Yelp reworked its data streaming architecture by employing Apache Beam and Apache Flink. The company replaced a fragmented set of data pipelines for streaming transactional data into its analytical systems, like Amazon Redshift and in-house data lake, using Apache data streaming projects to create a unified and flexible solution.
Yelp manages the properties of business entities, one of the primary data entities in its platform, in two different online systems. The legacy part of the platform stores business properties in the MySQL database, whereas a newer part that adopted microservices architecture uses Cassandra for storage.
Historically, the solution to stream data from online databases to offline (analytical) ones consisted of separate data pipelines for both areas that manage business properties. The solution used MySQL Replication Handler to push data from the legacy system and Cassandra Source Connector to push data from the new system. In both cases, updates were published into Apache Kafka and Redshift Connector synchronized the data to the corresponding Redshift tables.

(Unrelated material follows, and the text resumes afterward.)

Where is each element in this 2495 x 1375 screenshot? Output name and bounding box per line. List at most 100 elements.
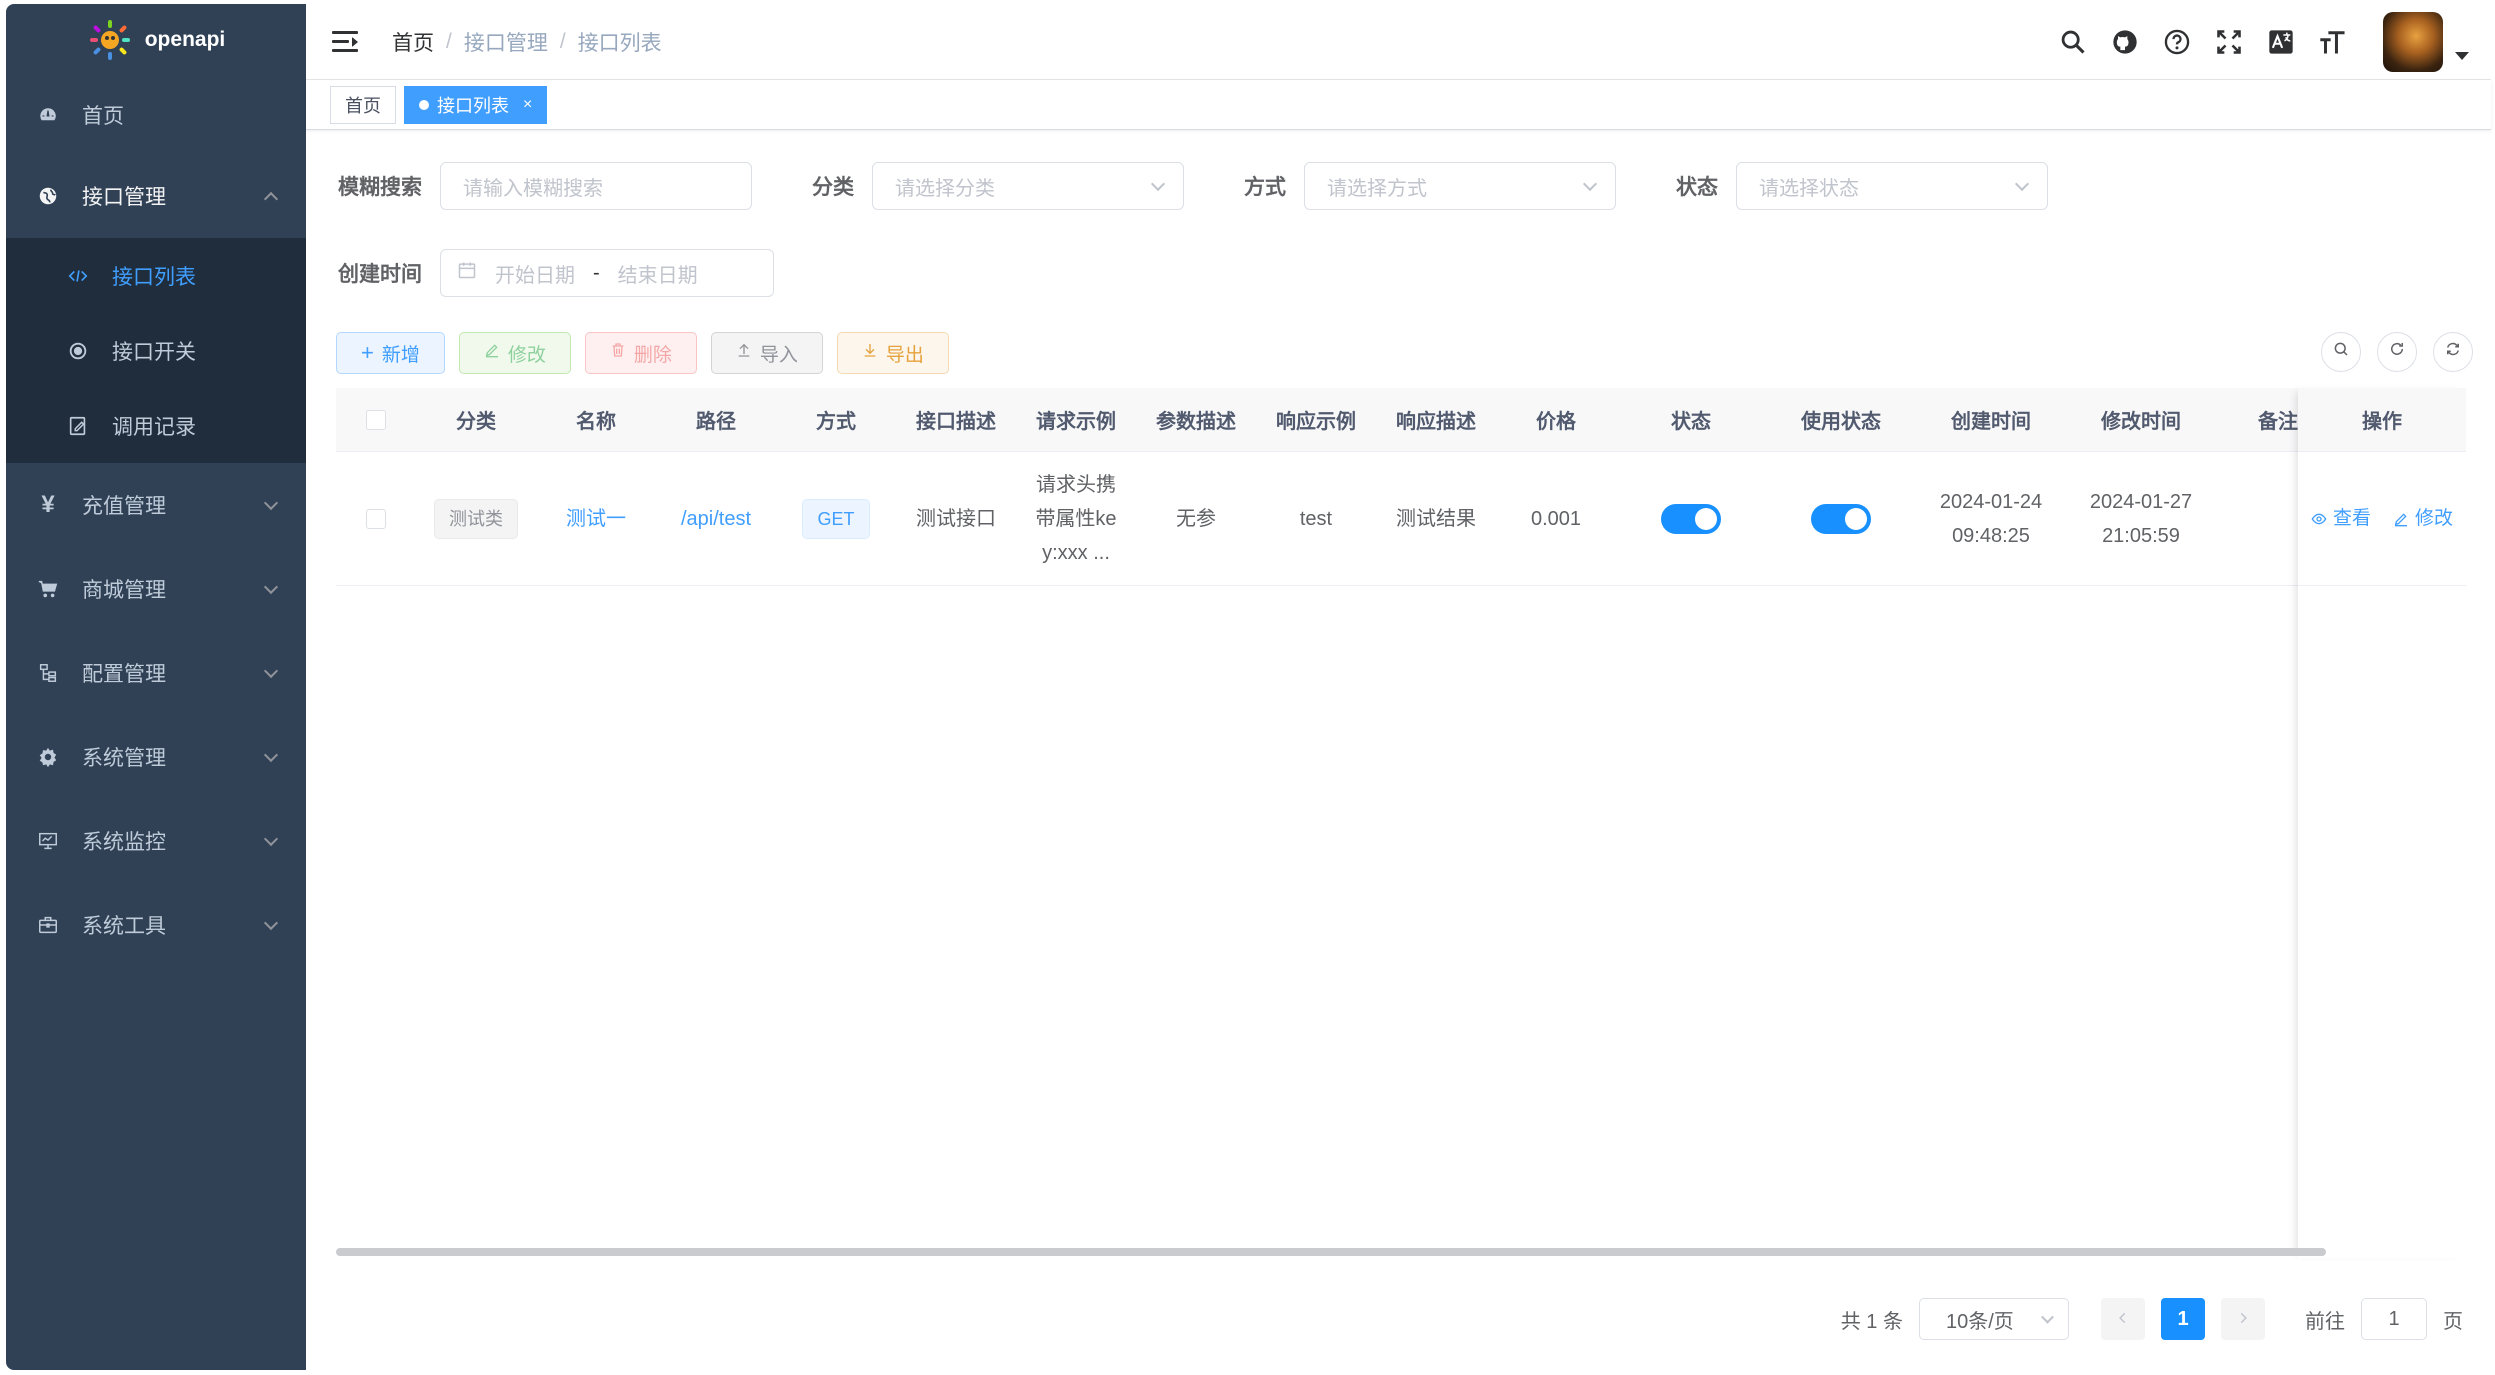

Previous Streaming Architecture for Business Properties (Source: Yelp Engineering Blog)
The original solution with separate data pipelines, streaming data across from online databases to analytical data stores demonstrated weak encapsulation as data tables in offline (analytical) data stores mirrored exactly corresponding tables in online databases, exposing data analytics teams to data discrepancies and data accuracy issues. Additionally, analytical processes had to collect data from multiple tables and normalize these to a consistent format. Lastly, since table schemas were identical between online and offline data stores, changes to schemas had to be applied in both places, introducing maintenance challenges.
The team at Yelp decided to address these problems with the original solution by abstracting away internal implementation details of online systems and providing a consistent experience for clients using analytical data stores. Hakampreet Singh Pandher, senior data engineer at Yelp, explains the approach that the team settled on:
[...] we implemented a unified stream that delivers all relevant business property data in a consistent and user-friendly format. This approach ensures that Business Property consumers are spared from navigating the nuances between Business Attributes and Features or understanding the intricacies of data storage in their respective online source databases.
The team leveraged Apache Beam with Apache Flink as a distributed processing backend. Apache Beam transformation jobs sourced data from legacy MySQL and newer Cassandra tables, transformed the data into a consistent format and published it into a single unified stream. Engineers employed a Joinery Flink job to merged business properties data with corresponding metadata. Another job was used to address issues with data inconsistencies and finally with, the help of Redshift Connector and Data Lake Connector, business properties data landed in the two main offline data stores.
New Streaming Architecture for Business Properties (Source: Yelp Engineering Blog)
The overall impact of overhauling the streaming architecture was enabling data analytics teams to access business properties data through a single schema, which helped with data discovery and ease of consumption. The team also leveraged the entity-attribute-value (EAV) model to help incorporate new business properties into the system with reduced maintenance overhead.